Much of my adult life has been spent in service in support of someone else.

Mount St. Joseph News


Much of my adult life has been spent in service in support of someone else.

Those years of service, most of which have been spent coaching in some type of gym, have allowed me to positively influence dozens, if not scores, of children on their journey to adulthood. My coaching, I believe, is akin to the military or Boy Scout philosophy: “Leave the world a little better than when you found it.”

I like to think I have accomplished that, and become a better person, though there’s some room for improvement (okay, let’s be honest, a lot of room for improvement).

Realizing any transformation in myself hasn’t always evident until my beloved Mount St. Joseph professor Buffy Barkley asked me to write a column for this publication. That request was a bit overwhelming when you have a figurative world of possible topics. Always the guiding light, however, she nudged me to a reflection. This reflection.

Some of it may be clichéd and campy, but that doesn’t make it any less true or honest. All of it is part of my perpetual transformation into a better person. A better me.

Though I haven’t really kept track of how many years I’ve coached, it likely would require me to take off my shoes to count. I don’t feel it’s important to know that number. It’s an irrelevant number. If I really wanted to, I could assign a number to it, but why? It would trivialize, in some way, the why behind my volunteer activity, most of which has been at my St. Lawrence Parish community in the West Side community of Price Hill.

Everything I’ve learned and taught will be applied to the next generation of young ladies I’m coaching in this 2021 Girls Western Athletic Conference basketball season (the Catholic girls sports league on the West Side of Cincinnati). These third and fourth graders will benefit from some of the life lessons I’ve learned and passed on. While I cannot teach them all the lessons I’ve learned in my life, there are five I plan to impart.

Lessons one through three: have fun. This simple two-word phrase has a lot of power, which is why it’s number one, two and three. It’s that important. Having fun reinforces and reminds us of our passion, love or desire. Who doesn’t want to do something again if they had fun? It imprints lasting memories on everyone involved, myself included. I’ll always remember my daughter Emma’s eighth-grade theater performance (I know, it’s not sports, but I’ve helped the school’s theater program when called upon). It was one of her many shining moments I recall often. Memories are important to guide our present and future selves, but they also allow us to relive moments important to us.

Lesson four: respect.
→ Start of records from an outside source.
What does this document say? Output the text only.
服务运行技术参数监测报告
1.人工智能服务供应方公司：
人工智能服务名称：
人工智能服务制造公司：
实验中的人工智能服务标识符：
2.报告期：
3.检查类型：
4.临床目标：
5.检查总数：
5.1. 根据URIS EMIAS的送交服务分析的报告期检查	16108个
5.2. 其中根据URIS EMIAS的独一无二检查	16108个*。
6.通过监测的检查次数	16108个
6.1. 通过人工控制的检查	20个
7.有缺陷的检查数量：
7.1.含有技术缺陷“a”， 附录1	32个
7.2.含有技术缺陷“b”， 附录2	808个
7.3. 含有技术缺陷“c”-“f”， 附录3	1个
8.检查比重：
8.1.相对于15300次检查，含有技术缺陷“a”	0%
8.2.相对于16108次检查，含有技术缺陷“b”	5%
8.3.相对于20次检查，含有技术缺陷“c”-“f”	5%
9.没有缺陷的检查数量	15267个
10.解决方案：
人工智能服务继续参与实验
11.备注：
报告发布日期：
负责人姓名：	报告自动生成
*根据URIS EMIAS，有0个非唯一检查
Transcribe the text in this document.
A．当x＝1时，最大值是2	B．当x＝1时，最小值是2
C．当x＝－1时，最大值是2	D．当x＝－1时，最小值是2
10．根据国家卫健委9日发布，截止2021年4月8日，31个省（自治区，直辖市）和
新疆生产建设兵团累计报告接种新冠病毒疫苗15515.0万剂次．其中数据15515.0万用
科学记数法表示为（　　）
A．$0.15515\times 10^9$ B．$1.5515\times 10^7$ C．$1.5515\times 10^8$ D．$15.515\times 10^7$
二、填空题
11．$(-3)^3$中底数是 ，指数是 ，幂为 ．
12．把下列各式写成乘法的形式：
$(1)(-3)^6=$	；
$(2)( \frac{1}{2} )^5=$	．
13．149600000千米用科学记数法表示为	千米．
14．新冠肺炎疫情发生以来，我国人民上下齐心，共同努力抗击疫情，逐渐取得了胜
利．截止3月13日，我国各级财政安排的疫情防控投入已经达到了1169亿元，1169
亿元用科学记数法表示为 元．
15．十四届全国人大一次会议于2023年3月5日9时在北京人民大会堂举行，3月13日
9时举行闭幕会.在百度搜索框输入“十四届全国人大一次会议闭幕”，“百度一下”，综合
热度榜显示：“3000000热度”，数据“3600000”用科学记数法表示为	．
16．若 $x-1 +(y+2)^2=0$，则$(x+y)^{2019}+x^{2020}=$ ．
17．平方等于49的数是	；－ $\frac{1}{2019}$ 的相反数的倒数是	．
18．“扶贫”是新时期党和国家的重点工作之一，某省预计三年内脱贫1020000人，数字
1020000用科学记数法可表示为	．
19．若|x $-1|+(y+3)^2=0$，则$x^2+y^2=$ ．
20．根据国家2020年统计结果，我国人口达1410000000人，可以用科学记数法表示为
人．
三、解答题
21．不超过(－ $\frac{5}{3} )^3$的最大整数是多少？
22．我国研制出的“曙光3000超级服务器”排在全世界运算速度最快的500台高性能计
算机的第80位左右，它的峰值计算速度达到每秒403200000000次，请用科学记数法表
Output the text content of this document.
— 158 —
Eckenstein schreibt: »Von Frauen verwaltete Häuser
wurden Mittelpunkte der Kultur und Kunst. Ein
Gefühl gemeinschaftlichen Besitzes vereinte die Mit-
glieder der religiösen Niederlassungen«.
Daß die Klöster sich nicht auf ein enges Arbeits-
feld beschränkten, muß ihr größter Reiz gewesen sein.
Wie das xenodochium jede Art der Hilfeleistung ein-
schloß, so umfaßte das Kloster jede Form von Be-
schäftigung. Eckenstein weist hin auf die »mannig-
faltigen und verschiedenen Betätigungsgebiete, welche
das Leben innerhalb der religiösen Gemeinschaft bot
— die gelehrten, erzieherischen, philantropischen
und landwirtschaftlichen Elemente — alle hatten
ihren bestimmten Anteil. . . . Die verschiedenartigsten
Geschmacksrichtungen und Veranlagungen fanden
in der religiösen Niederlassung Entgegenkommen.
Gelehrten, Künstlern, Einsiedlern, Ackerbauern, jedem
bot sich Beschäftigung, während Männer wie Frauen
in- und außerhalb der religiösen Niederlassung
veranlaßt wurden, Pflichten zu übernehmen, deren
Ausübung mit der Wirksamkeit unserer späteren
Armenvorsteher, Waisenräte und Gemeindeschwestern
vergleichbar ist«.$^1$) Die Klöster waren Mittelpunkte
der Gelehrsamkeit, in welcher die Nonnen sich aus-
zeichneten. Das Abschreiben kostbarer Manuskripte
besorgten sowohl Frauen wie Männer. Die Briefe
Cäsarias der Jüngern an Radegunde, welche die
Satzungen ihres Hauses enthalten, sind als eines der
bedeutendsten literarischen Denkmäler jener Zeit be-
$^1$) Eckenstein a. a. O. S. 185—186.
Whether it’s a team of athletes, a group of singers or troupe of grade-school actors, respect for others is one of those life-long lessons we always try to teach, but volunteering puts teaching into action. Actions speak louder than words, which is the “show don’t tell” advice writers are often given. Volunteering is the action that helps show respect. The act of giving up your time shows the respect you and the people you work alongside are giving to the mission. Hopefully, the youth see that and try to emulate it.

Lesson five: patience. Working with kids can be rough. Working with adults can also be rough, though some are more childish than the kids. Working with all sorts of personalities can prompt you to lose your cool, especially when you don’t need to be there. Keeping your cool through adversity, on the other hand, takes internal strength. It takes patience, and kids (and adults) will test that patience.

There’s a lot more work for me to do, both volunteering in my community, and with my personal development. And there are a lot of opportunities for others to help out. There are never enough volunteers in the world who donate more than just their treasure---as time and knowledge are much more valuable. Donating your time and knowledge pays exponential dividends to the future of the community, and by extension country, because you never know who you may influence. You never know whose world you will make a little better than when you found it.